Um contrabaixo meditabundo estende o tapete a Go Down Easy, canção trémula em que a folk e o jazz se imiscuem na perfeição. Um baixo meio funky e uma guitarra semi wah-wah encetam a travessia vincadamente ritmada e fortemente inebriada de Dreams By The Sea, até que o piano eléctrico, sonolento e às apalpadelas, põe termo à excitação.
Chega a vez de May You Never, hino à amizade e um dos temas mais belos e emblemáticos do álbum, terno e despojado, em que a guitarra, ora golpeada, ora dedilhada, e a voz sentida de John Martyn chegam e sobram para as encomendas. A bruma e as sombras envolvem-nos e trepam por nós em The Man In The Station, perfeita ode a solitários que vagueiam pelas ruas nas horas mortas da noite. O disco termina em toada mais tradicional e alegre, com a dupla The Easy Blues / Gentle Blues. A primeira mostra bem a influência de Hamish Imlach, homem da folk mais aguerrida que lançou Martyn; a segunda é um quase um breve trecho cujo intuito é colocar ponto final no disco. E fá-lo com a qualidade e o génio de tudo o que ficou para trás.
Solid Air foi considerado, com o habitual e histriónico valor acrescentado que os britânicos colocam quando formulam algumas opiniões artísticas, como o primeiro disco de trip-hop de sempre. Facto é que o influente radialista Gilles Peterson, homem mais vocacionado para danças e electrónicas, coloca amiúde o tema-título no éter. Mas isto não se aproxima da realidade, apesar de não andar totalmente fora dela. Solid Air é um álbum de ambiências extremamente carregadas, narcóticas até.
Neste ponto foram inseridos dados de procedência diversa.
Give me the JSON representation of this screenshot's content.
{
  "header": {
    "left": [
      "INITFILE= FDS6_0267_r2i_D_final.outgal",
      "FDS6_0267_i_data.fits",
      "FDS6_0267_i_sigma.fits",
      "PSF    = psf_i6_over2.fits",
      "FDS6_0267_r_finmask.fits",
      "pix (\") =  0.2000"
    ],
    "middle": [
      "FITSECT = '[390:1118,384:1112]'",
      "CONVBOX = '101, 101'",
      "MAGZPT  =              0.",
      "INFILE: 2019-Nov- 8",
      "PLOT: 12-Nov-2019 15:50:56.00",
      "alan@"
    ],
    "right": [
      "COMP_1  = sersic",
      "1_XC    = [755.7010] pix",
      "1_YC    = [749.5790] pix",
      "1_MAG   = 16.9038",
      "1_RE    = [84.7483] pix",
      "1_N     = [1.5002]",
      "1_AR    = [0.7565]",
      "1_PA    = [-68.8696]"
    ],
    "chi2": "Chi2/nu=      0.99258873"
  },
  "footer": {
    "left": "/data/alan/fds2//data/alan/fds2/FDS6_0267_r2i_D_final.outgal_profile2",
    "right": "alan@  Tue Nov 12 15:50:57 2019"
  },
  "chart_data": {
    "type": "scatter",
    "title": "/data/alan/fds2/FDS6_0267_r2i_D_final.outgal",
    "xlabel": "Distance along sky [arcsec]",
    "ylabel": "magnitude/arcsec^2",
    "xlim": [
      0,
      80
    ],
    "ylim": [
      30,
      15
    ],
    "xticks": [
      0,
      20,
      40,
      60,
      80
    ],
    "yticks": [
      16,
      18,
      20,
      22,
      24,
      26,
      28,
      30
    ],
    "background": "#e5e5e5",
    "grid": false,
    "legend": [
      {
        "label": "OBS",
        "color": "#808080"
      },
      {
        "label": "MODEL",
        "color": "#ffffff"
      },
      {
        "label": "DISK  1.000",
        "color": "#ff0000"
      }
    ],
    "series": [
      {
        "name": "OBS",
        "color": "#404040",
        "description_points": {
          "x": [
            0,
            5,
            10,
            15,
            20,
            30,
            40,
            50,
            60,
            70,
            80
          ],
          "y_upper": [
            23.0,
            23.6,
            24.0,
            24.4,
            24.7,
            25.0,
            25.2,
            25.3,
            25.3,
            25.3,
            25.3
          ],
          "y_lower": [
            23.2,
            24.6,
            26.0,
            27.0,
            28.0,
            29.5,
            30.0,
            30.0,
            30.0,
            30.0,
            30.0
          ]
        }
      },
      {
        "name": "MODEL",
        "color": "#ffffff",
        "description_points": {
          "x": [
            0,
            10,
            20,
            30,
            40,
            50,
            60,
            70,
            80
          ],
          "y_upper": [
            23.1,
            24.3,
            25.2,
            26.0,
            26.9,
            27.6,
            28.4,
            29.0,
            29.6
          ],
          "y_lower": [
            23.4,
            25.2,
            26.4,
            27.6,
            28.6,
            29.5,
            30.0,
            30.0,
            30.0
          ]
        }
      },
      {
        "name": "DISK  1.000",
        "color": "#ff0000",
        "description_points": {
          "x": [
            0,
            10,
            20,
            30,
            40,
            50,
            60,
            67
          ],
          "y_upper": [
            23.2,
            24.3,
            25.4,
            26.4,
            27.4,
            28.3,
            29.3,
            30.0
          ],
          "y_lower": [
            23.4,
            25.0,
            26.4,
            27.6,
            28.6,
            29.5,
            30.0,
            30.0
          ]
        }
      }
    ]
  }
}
Como terapêutica relaxante e entorpecente encontra pouca rivalidade. Trata-se, indubitavelmente, de um dos grandes discos britânicos do século XX, que, reedição após reedição (a última teve lugar este ano, poucos meses após a morte do seu autor) ainda mantém a traça original e não precisa de mais que os seus primeiros 9 temas para encantar e arrebatar para a eternidade.